Os autores portugueses José Letria e José Goulão, em Noções de jornalismo (pp. 68-72), registram quatro critérios para a feitura da notícia: atualidade, generalidade, objetividade e verdade. Quero, destes autores, enfatizar os critérios de atualidade e verdade. Para o primeiro, eles afirmam (p. 68): “Uma informação sobre um acontecimento que não seja atual não é notícia”. Sobre a verdade, alertam (p. 71): “O perigo da inexatidão espreita na recolha de dados, na forma como se tiram notas, nas fontes de informação escolhidas.”

Denunciado por calúnia e difamação

À luz do referencial teórico acima, quero analisar a “notícia” dos sites PB Agora e portal Correio. Começando por Juarez Bahia, chamemos a atenção para os critérios de legalidade, interesse e credibilidade. Legalmente a mãe do vereador, Maria da Guia Dantas Remígio, e o vereador, teriam o direito de se defenderem das acusações. Isso é um princípio constitucional: inviolabilidade da intimidade e direito de resposta. O que não foi permitido pelo PB Agora antes de publicar o release que desencadeou uma incontrolável reprodução das acusações via blogs de todos os lugares da Paraíba, e pelo portal Correio em nenhum momento. De acordo com Bahia, se uma matéria não é interessante, por falta de apuração correta ou investigação coerente, fica desaconselhada a sua divulgação. Por último, temos a questão da credibilidade. Bahia diz que esse critério relaciona o crédito da fonte ao crédito da publicação. Como temos demonstrado neste artigo, o texto partiu de um release que indicava os moradores da cidade como fonte. Mas, pelo desenrolar dos acontecimentos, pela fala do vereador na Rádio Cenecista, percebe-se que a fonte é outra. Talvez o próprio vereador ou assessoria da prefeitura. Ainda temos a matéria do Paraíba 1, que reproduziu um texto do Jornal da Paraíba, assinado por Josusmar Barbosa, onde não há a indicação dos moradores da cidade como fonte, e sim, o vereador tucano.
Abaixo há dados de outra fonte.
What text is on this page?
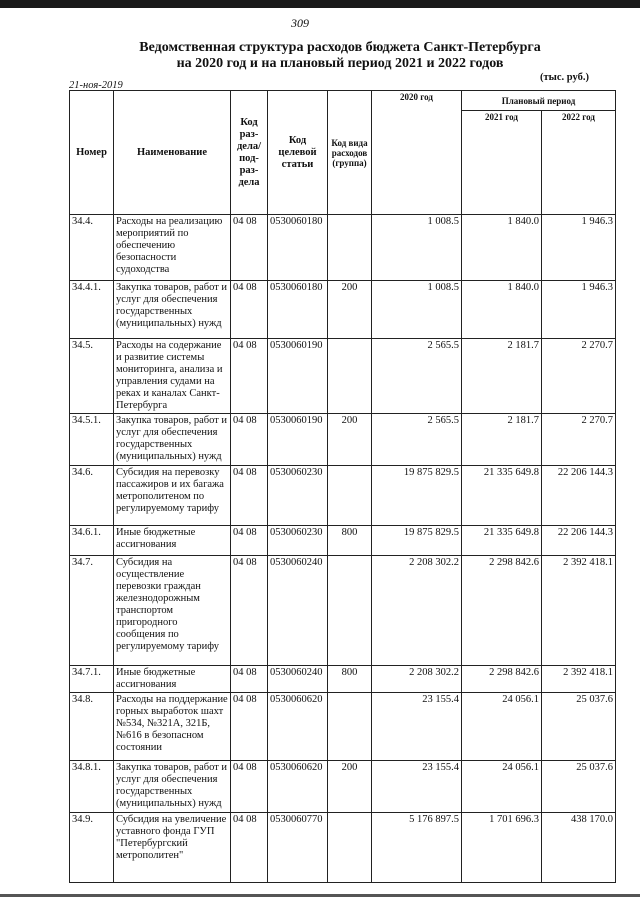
309
Ведомственная структура расходов бюджета Санкт-Петербурга
на 2020 год и на плановый период 2021 и 2022 годов
21-ноя-2019
(тыс. руб.)
Номер	Наименование	Код раз- дела/ под- раз- дела	Код целевой статьи	Код вида расходов (группа)	2020 год	Плановый период	
						2021 год	2022 год
34.4.	Расходы на реализацию мероприятий по обеспечению безопасности судоходства	04 08	0530060180		1 008.5	1 840.0	1 946.3
34.4.1.	Закупка товаров, работ и услуг для обеспечения государственных (муниципальных) нужд	04 08	0530060180	200	1 008.5	1 840.0	1 946.3
34.5.	Расходы на содержание и развитие системы мониторинга, анализа и управления судами на реках и каналах Санкт-Петербурга	04 08	0530060190		2 565.5	2 181.7	2 270.7
34.5.1.	Закупка товаров, работ и услуг для обеспечения государственных (муниципальных) нужд	04 08	0530060190	200	2 565.5	2 181.7	2 270.7
34.6.	Субсидия на перевозку пассажиров и их багажа метрополитеном по регулируемому тарифу	04 08	0530060230		19 875 829.5	21 335 649.8	22 206 144.3
34.6.1.	Иные бюджетные ассигнования	04 08	0530060230	800	19 875 829.5	21 335 649.8	22 206 144.3
34.7.	Субсидия на осуществление перевозки граждан железнодорожным транспортом пригородного сообщения по регулируемому тарифу	04 08	0530060240		2 208 302.2	2 298 842.6	2 392 418.1
34.7.1.	Иные бюджетные ассигнования	04 08	0530060240	800	2 208 302.2	2 298 842.6	2 392 418.1
34.8.	Расходы на поддержание горных выработок шахт №534, №321А, 321Б, №616 в безопасном состоянии	04 08	0530060620		23 155.4	24 056.1	25 037.6
34.8.1.	Закупка товаров, работ и услуг для обеспечения государственных (муниципальных) нужд	04 08	0530060620	200	23 155.4	24 056.1	25 037.6
34.9.	Субсидия на увеличение уставного фонда ГУП "Петербургский метрополитен"	04 08	0530060770		5 176 897.5	1 701 696.3	438 170.0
Pelos enunciados de Mário Erbolato podemos sublinhar o seguinte: os editores dos sites PB Agora e portal Correio deixaram de ouvir, deliberadamente, todos os envolvidos, como recomendado no critério de interesse humano. Sobre a importância o professor diz que cabe ao editor (ele se refere à imprensa tradicional, onde há hierarquias profissionais) avaliar esse critério. Se uma matéria é importante, é ele, o editor, o gatekeeper, quem determina a sua seleção e tem responsabilidade sobre ela. Finalmente Erbolato defende que sempre há um motivo para publicação de qualquer matéria jornalística e inclui essa assertiva no critério de oportunidade. No caso levantado aqui, tudo indica que o motivo que fez com que esses sites publicassem o release foi o fato de o adversário maior do vereador acusado ter sido cassado por 4×1 no TRE da Paraíba. Os profissionais de comunicação foram vítimas da própria irresponsabilidade em não checar as informações e suas fontes.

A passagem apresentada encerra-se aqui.